FROM THE PRESS: China's Q1 growth may jump by 19.4% y/y, supported by active production, strong exports, a surge in housing-related purchases and a rebound in real estate investment, the Economic Information Daily reported citing economist Li Chao of Zheshang Securities. Li's double-digit growth predictions are shared by other economists, the Daily said. Macro policies are likely to be maintained as the recovery is fragile, with government providing strong fiscal support, abundant liquidity and continued support to SMEs, the newspaper said citing Wang Yiming, a member of the PBOC monetary policy committee.

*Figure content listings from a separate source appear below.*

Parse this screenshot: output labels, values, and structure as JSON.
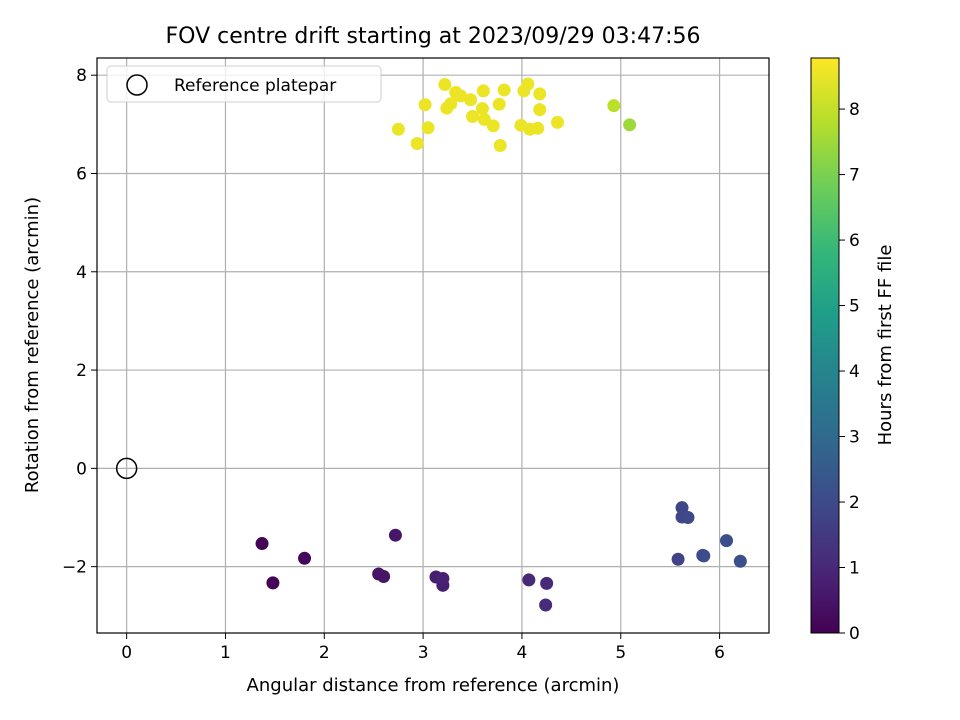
{
  "chart_data": {
    "type": "scatter",
    "title": "FOV centre drift starting at 2023/09/29 03:47:56",
    "xlabel": "Angular distance from reference (arcmin)",
    "ylabel": "Rotation from reference (arcmin)",
    "xlim": [
      -0.3,
      6.5
    ],
    "ylim": [
      -3.35,
      8.35
    ],
    "xticks": [
      0,
      1,
      2,
      3,
      4,
      5,
      6
    ],
    "xtick_labels": [
      "0",
      "1",
      "2",
      "3",
      "4",
      "5",
      "6"
    ],
    "yticks": [
      -2,
      0,
      2,
      4,
      6,
      8
    ],
    "ytick_labels": [
      "−2",
      "0",
      "2",
      "4",
      "6",
      "8"
    ],
    "grid": true,
    "legend": {
      "placement": "upper-left",
      "label": "Reference platepar"
    },
    "reference_point": {
      "x": 0,
      "y": 0
    },
    "colorbar": {
      "label": "Hours from first FF file",
      "range": [
        0,
        8.78
      ],
      "ticks": [
        0,
        1,
        2,
        3,
        4,
        5,
        6,
        7,
        8
      ],
      "tick_labels": [
        "0",
        "1",
        "2",
        "3",
        "4",
        "5",
        "6",
        "7",
        "8"
      ],
      "colormap": "viridis",
      "colormap_stops": [
        "#440154",
        "#482878",
        "#3e4989",
        "#31688e",
        "#26828e",
        "#1f9e89",
        "#35b779",
        "#6ece58",
        "#b5de2b",
        "#fde725"
      ]
    },
    "points": [
      {
        "x": 1.37,
        "y": -1.53,
        "hours": 0.05
      },
      {
        "x": 1.48,
        "y": -2.33,
        "hours": 0.1
      },
      {
        "x": 1.8,
        "y": -1.83,
        "hours": 0.15
      },
      {
        "x": 2.55,
        "y": -2.15,
        "hours": 0.45
      },
      {
        "x": 2.6,
        "y": -2.2,
        "hours": 0.5
      },
      {
        "x": 2.72,
        "y": -1.36,
        "hours": 0.55
      },
      {
        "x": 3.13,
        "y": -2.21,
        "hours": 0.7
      },
      {
        "x": 3.2,
        "y": -2.38,
        "hours": 0.75
      },
      {
        "x": 3.2,
        "y": -2.24,
        "hours": 0.8
      },
      {
        "x": 4.07,
        "y": -2.27,
        "hours": 1.0
      },
      {
        "x": 4.25,
        "y": -2.34,
        "hours": 1.05
      },
      {
        "x": 4.24,
        "y": -2.78,
        "hours": 1.1
      },
      {
        "x": 5.58,
        "y": -1.85,
        "hours": 1.8
      },
      {
        "x": 5.62,
        "y": -0.8,
        "hours": 1.85
      },
      {
        "x": 5.62,
        "y": -0.99,
        "hours": 1.9
      },
      {
        "x": 5.68,
        "y": -1.0,
        "hours": 1.95
      },
      {
        "x": 5.83,
        "y": -1.77,
        "hours": 2.0
      },
      {
        "x": 5.84,
        "y": -1.78,
        "hours": 2.05
      },
      {
        "x": 6.07,
        "y": -1.47,
        "hours": 2.1
      },
      {
        "x": 6.21,
        "y": -1.89,
        "hours": 2.15
      },
      {
        "x": 4.93,
        "y": 7.38,
        "hours": 7.9
      },
      {
        "x": 5.09,
        "y": 6.99,
        "hours": 7.5
      },
      {
        "x": 2.75,
        "y": 6.9,
        "hours": 8.55
      },
      {
        "x": 2.94,
        "y": 6.61,
        "hours": 8.55
      },
      {
        "x": 3.02,
        "y": 7.4,
        "hours": 8.55
      },
      {
        "x": 3.05,
        "y": 6.93,
        "hours": 8.55
      },
      {
        "x": 3.22,
        "y": 7.81,
        "hours": 8.55
      },
      {
        "x": 3.24,
        "y": 7.33,
        "hours": 8.55
      },
      {
        "x": 3.28,
        "y": 7.42,
        "hours": 8.55
      },
      {
        "x": 3.33,
        "y": 7.65,
        "hours": 8.55
      },
      {
        "x": 3.38,
        "y": 7.58,
        "hours": 8.55
      },
      {
        "x": 3.48,
        "y": 7.5,
        "hours": 8.55
      },
      {
        "x": 3.5,
        "y": 7.16,
        "hours": 8.55
      },
      {
        "x": 3.6,
        "y": 7.32,
        "hours": 8.55
      },
      {
        "x": 3.61,
        "y": 7.68,
        "hours": 8.55
      },
      {
        "x": 3.62,
        "y": 7.1,
        "hours": 8.55
      },
      {
        "x": 3.71,
        "y": 6.97,
        "hours": 8.55
      },
      {
        "x": 3.77,
        "y": 7.41,
        "hours": 8.55
      },
      {
        "x": 3.78,
        "y": 6.57,
        "hours": 8.55
      },
      {
        "x": 3.82,
        "y": 7.7,
        "hours": 8.55
      },
      {
        "x": 3.99,
        "y": 6.98,
        "hours": 8.55
      },
      {
        "x": 4.02,
        "y": 7.68,
        "hours": 8.55
      },
      {
        "x": 4.06,
        "y": 7.82,
        "hours": 8.55
      },
      {
        "x": 4.08,
        "y": 6.9,
        "hours": 8.55
      },
      {
        "x": 4.16,
        "y": 6.92,
        "hours": 8.55
      },
      {
        "x": 4.18,
        "y": 7.62,
        "hours": 8.55
      },
      {
        "x": 4.18,
        "y": 7.3,
        "hours": 8.55
      },
      {
        "x": 4.36,
        "y": 7.04,
        "hours": 8.55
      }
    ]
  }
}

China's consumption should continue to rise in the 2nd quarter as more pandemic restrictions over services are loosened and travel rebounds, while prices of raw materials and demand for electronics and cars are all rising, the China Securities Journal said citing Li Zhan, Chief economist of Zhongshan Securities. Rising wages and salaries and export demand also supported consumption, the newspaper said citing Fu Yifu, director of the Suning Financial Research Institute. Government promotion of international trade and expanding rural ecommerce also helped lift consumption, said the Journal.

China should speed up the vaccination process or risk being shut out of a re-opening world and also risk its ability to host the Winter Olympics next year, the Securities Times said citing Peng Wensheng, the chief economist with China International Capital Corp. Peng, who said he submitted his views in a recent group meeting with Premier Li Keqiang, suggested the government should assume more public-sector debt to cope with the pandemic, as letting the private sector rack up debt is unsustainable. Peng also told the Premier that annual growth may reach 9%, the Times reported.